Samantha la chauffa, debout. Elle se mit à gémir. Il fallait bien tendre l’oreille.
« Vas-y, papa, elle est prête. »
Je vins au contact. Un moment, je crus qu’elle allait dégueuler. Samantha la fit s’agenouiller. Après quelques tapes sur la tête, elle finit par s’activer, puis, galamment, je l’aidai à se relever, avant de l’inviter à s’accroupir en la rassurant sur mes intentions : il n’était pas question de sodomie. De toute façon, mon chibre l’aurait déchirée.
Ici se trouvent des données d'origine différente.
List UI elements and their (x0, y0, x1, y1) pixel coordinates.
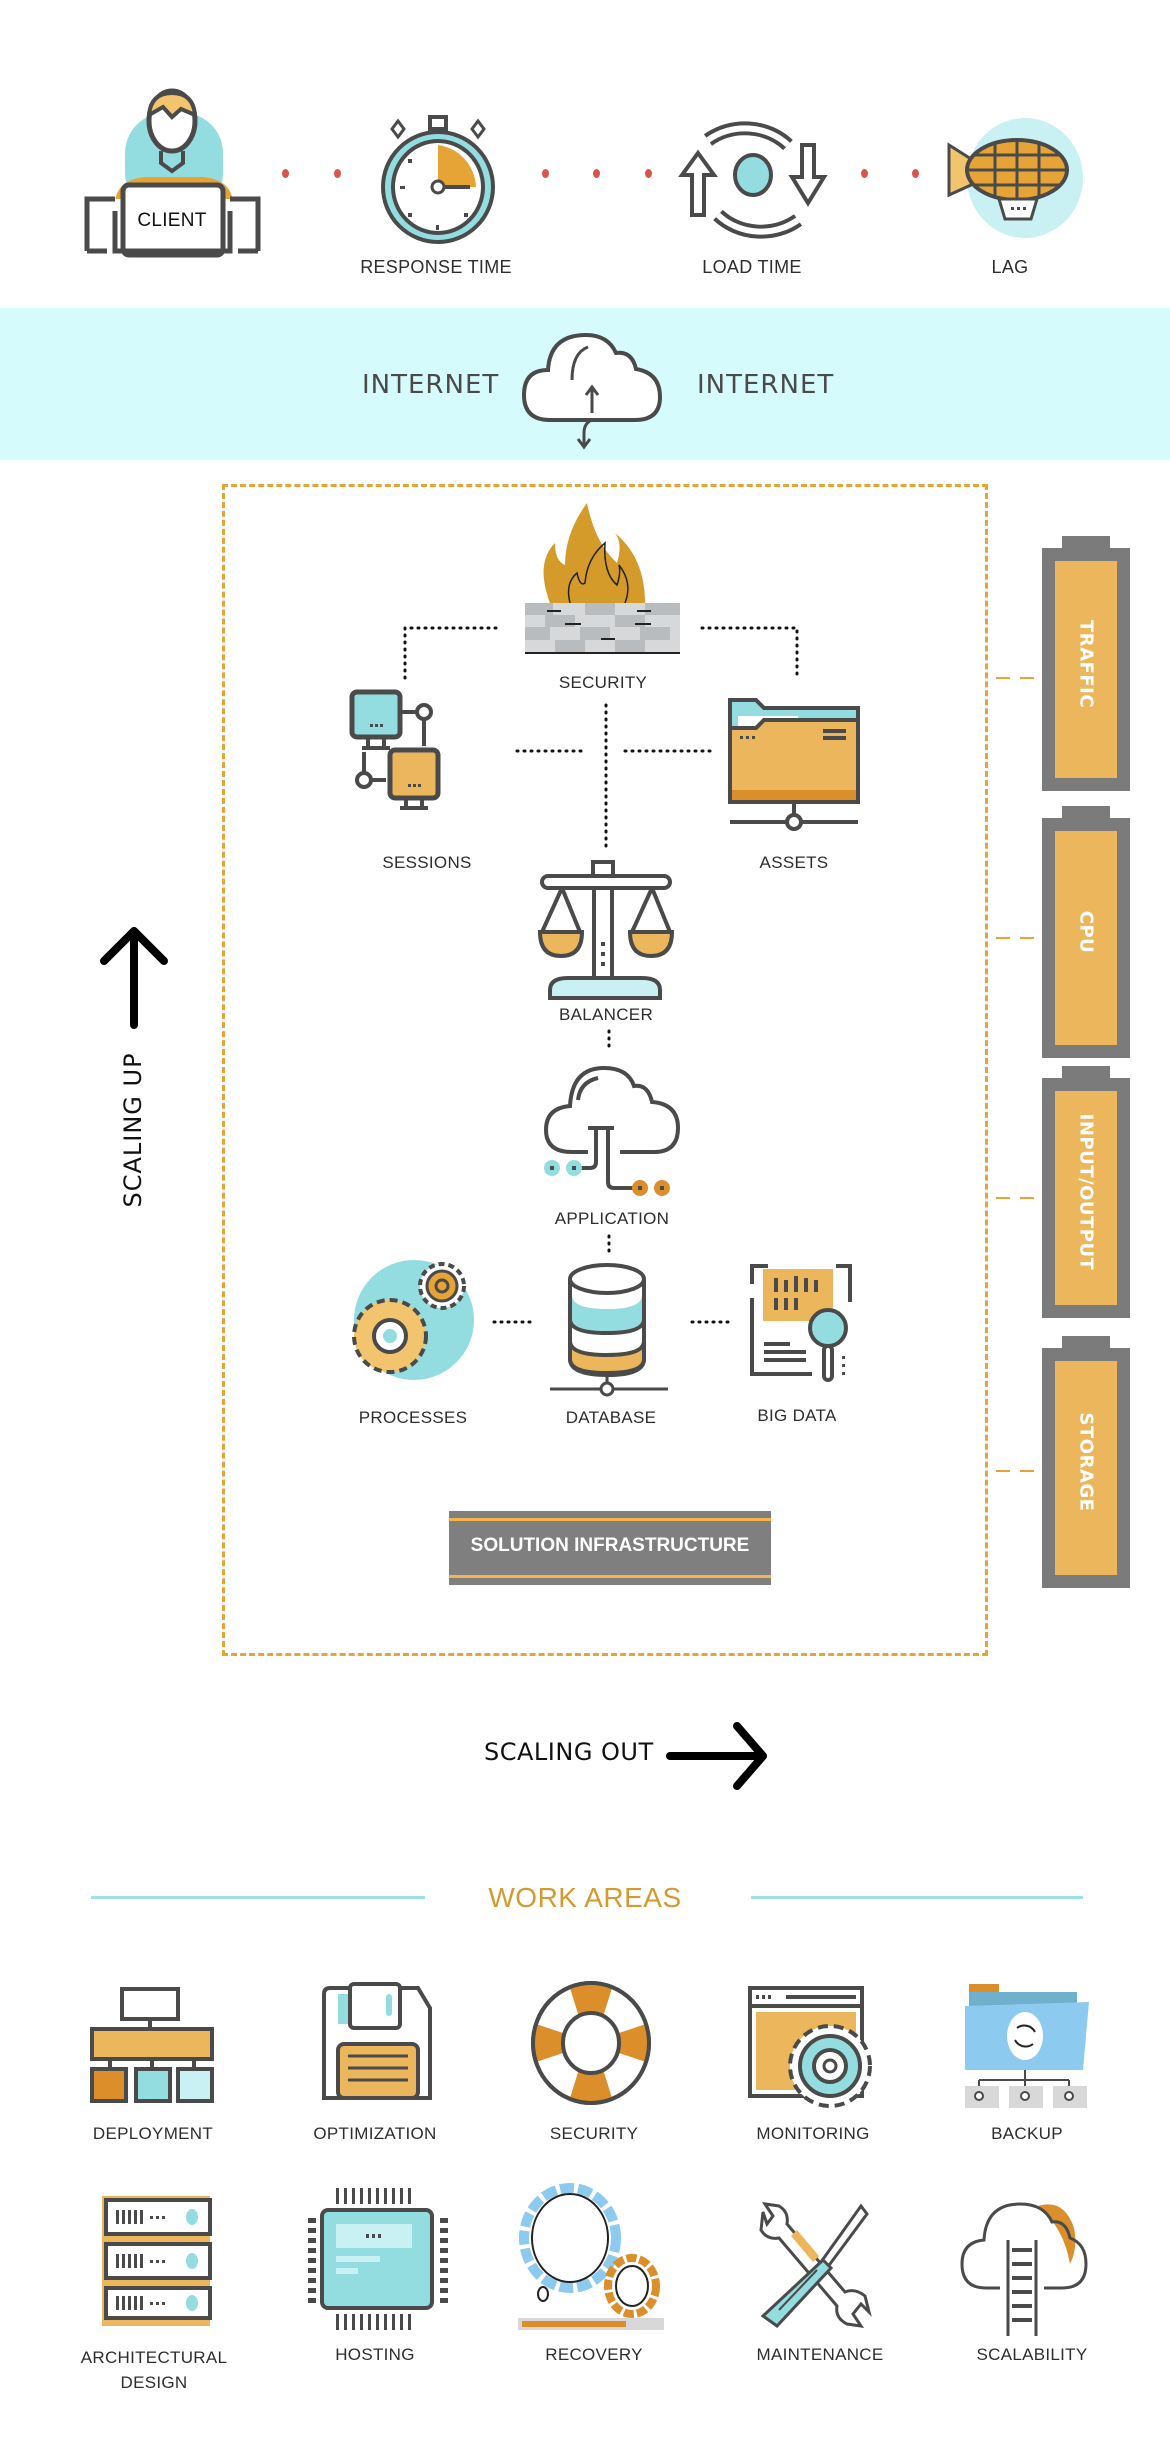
solution-infrastructure-banner: SOLUTION INFRASTRUCTURE (449, 1511, 771, 1585)
application-label: APPLICATION (554, 1209, 670, 1228)
architectural-label-line2: DESIGN (120, 2373, 188, 2392)
scalability-label: SCALABILITY (976, 2345, 1088, 2364)
assets-label: ASSETS (759, 853, 829, 872)
deployment-label: DEPLOYMENT (92, 2124, 214, 2143)
scaling-up-label: SCALING UP (119, 1052, 147, 1208)
hierarchy-icon (90, 1987, 214, 2103)
recovery-label: RECOVERY (545, 2345, 643, 2364)
server-rack-icon (102, 2196, 212, 2326)
input-output-label: INPUT/OUTPUT (1075, 1113, 1097, 1271)
work-areas-divider-left (91, 1896, 425, 1899)
sessions-label: SESSIONS (382, 853, 472, 872)
solution-infrastructure-label: SOLUTION INFRASTRUCTURE (470, 1535, 750, 1556)
resource-input-output: INPUT/OUTPUT (1042, 1066, 1130, 1318)
firewall-icon (525, 503, 680, 654)
database-icon (550, 1263, 668, 1397)
arrow-right-icon (666, 1722, 767, 1790)
floppy-disk-icon (322, 1982, 432, 2100)
hosting-label: HOSTING (335, 2345, 415, 2364)
lifebuoy-icon (531, 1981, 651, 2105)
big-data-label: BIG DATA (757, 1406, 837, 1425)
storage-label: STORAGE (1075, 1412, 1097, 1512)
resource-cpu: CPU (1042, 806, 1130, 1058)
maintenance-label: MAINTENANCE (756, 2345, 884, 2364)
sessions-network-icon (349, 689, 441, 810)
scaling-out-label: SCALING OUT (484, 1738, 654, 1766)
folder-server-icon (728, 698, 860, 831)
resource-traffic: TRAFFIC (1042, 536, 1130, 791)
architectural-label-line1: ARCHITECTURAL (80, 2348, 228, 2367)
work-areas-divider-right (751, 1896, 1083, 1899)
security-label: SECURITY (558, 673, 648, 692)
work-areas-title: WORK AREAS (488, 1882, 682, 1913)
scale-balance-icon (537, 860, 675, 1000)
cloud-ladder-icon (960, 2202, 1088, 2336)
chip-icon (308, 2188, 448, 2330)
big-data-search-icon (750, 1264, 852, 1382)
wrench-screwdriver-icon (759, 2202, 872, 2328)
monitoring-label: MONITORING (756, 2124, 870, 2143)
processes-label: PROCESSES (358, 1408, 468, 1427)
folder-sync-icon (965, 1984, 1089, 2108)
window-gear-icon (748, 1986, 872, 2108)
arrow-up-icon (100, 927, 168, 1029)
optimization-label: OPTIMIZATION (313, 2124, 437, 2143)
gears-icon (352, 1260, 474, 1380)
database-label: DATABASE (565, 1408, 657, 1427)
resource-storage: STORAGE (1042, 1336, 1130, 1588)
backup-label: BACKUP (991, 2124, 1063, 2143)
architectural-design-label: ARCHITECTURAL DESIGN (81, 2345, 228, 2395)
security-work-label: SECURITY (549, 2124, 639, 2143)
traffic-label: TRAFFIC (1075, 619, 1097, 708)
gears-progress-icon (518, 2183, 664, 2330)
cpu-label: CPU (1075, 910, 1097, 954)
balancer-label: BALANCER (558, 1005, 654, 1024)
cloud-application-icon (543, 1065, 681, 1196)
Samantha en profitait pour effectuer avec son smartphone quelques clichés destinés au book de notre nouvelle camarade. Dès ce soir, elle les mettrait en ligne sur notre site. J’avais trouvé son pseudo : Reine Claude, notre première escort. Je sentais que les clients allaient se bousculer. Paris serait toujours Paris. La Reine Claude prit l’initiative d’un délicat feulement quand je conclus. Tout en m’essuyant avec le débardeur de la donzelle, je félicitai Samantha occupée à recadrer ses photos. Si elle nous en dégottait encore deux ou trois comme Anne-Claude, notre fortune était à portée de main.